Clean Microsoft Word Pasted Text using JavaScript

OneNerd picture OneNerd · May 20, 2010 · Viewed 31.4k times · Source

I am using a 'contenteditable' <div/> and enabling PASTE.

It is amazing the amount of markup code that gets pasted in from a clipboard copy from Microsoft Word. I am battling this, and have gotten about 1/2 way there using Prototypes' stripTags() function (which unfortunately does not seem to enable me to keep some tags).

However, even after that, I wind up with a mind-blowing amount of unneeded markup code.

So my question is, is there some function (using JavaScript), or approach I can use that will clean up the majority of this unneeded markup?

Answer

OneNerd picture OneNerd · May 20, 2010

Here is the function I wound up writing that does the job fairly well (as far as I can tell anyway).

I am certainly open for improvement suggestions if anyone has any. Thanks.

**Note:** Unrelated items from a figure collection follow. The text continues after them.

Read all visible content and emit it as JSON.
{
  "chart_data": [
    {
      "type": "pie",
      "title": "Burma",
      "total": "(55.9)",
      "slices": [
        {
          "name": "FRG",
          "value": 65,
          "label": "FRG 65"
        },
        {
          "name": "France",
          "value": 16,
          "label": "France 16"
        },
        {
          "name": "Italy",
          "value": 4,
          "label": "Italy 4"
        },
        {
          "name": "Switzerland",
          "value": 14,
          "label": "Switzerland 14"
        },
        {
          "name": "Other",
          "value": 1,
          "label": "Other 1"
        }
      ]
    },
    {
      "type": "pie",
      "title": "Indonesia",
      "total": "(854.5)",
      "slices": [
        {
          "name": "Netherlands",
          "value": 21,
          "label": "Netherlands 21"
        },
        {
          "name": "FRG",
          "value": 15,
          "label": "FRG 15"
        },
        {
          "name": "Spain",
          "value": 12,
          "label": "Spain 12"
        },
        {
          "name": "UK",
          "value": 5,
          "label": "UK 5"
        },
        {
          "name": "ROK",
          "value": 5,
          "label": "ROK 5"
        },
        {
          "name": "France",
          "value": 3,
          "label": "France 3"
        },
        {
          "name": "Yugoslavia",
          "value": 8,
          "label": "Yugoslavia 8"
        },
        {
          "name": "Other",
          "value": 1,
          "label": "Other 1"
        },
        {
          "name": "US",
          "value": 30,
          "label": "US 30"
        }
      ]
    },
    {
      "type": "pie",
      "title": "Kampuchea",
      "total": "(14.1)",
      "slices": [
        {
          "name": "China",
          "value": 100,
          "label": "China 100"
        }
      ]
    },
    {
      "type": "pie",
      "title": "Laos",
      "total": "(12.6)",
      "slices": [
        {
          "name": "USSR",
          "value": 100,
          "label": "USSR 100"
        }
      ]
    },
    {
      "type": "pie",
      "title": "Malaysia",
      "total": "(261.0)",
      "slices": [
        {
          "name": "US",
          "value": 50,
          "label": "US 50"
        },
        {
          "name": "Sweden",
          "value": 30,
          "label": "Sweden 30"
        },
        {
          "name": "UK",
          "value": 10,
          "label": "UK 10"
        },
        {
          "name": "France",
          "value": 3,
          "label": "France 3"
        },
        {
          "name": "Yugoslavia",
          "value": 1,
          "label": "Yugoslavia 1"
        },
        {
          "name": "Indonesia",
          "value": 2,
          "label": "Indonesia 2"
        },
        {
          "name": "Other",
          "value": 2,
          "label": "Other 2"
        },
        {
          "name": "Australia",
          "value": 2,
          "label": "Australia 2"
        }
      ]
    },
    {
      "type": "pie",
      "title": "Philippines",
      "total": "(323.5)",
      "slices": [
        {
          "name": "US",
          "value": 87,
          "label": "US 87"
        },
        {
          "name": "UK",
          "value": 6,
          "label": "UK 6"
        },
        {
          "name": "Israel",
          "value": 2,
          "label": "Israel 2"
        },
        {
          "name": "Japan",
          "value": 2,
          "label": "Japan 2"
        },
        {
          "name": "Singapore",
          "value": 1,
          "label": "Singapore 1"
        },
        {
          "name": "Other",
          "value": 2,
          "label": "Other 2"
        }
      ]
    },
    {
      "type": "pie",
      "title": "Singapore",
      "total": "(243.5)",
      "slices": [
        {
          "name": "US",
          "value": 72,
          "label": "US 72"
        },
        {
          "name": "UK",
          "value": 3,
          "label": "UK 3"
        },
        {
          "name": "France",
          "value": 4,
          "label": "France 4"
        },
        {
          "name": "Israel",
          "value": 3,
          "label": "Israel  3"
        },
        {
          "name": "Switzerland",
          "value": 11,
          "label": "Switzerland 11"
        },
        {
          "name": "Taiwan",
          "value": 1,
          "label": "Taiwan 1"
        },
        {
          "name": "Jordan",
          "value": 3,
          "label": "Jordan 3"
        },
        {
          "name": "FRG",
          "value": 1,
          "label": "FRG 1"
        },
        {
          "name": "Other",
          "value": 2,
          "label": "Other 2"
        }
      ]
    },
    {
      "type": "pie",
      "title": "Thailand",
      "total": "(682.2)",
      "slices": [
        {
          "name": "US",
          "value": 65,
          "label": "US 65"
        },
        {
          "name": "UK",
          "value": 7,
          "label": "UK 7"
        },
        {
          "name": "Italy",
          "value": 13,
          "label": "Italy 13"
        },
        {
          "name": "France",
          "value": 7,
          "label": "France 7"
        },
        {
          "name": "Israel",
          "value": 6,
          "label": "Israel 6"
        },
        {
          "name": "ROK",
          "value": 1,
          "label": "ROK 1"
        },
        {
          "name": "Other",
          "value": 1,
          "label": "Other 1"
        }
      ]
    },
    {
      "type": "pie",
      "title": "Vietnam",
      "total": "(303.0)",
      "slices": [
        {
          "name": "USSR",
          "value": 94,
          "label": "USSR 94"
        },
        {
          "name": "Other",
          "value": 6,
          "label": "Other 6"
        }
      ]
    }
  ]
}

function cleanWordPaste( in_word_text ) {
 var tmp = document.createElement("DIV");
 tmp.innerHTML = in_word_text;
 var newString = tmp.textContent||tmp.innerText;
 // this next piece converts line breaks into break tags
 // and removes the seemingly endless crap code
 newString  = newString.replace(/\n\n/g, "<br />").replace(/.*<!--.*-->/g,"");
 // this next piece removes any break tags (up to 10) at beginning
 for ( i=0; i<10; i++ ) {
  if ( newString.substr(0,6)=="<br />" ) { 
   newString = newString.replace("<br />", ""); 
  }
 }
 return newString;
}

Hope this is helpful to some of you.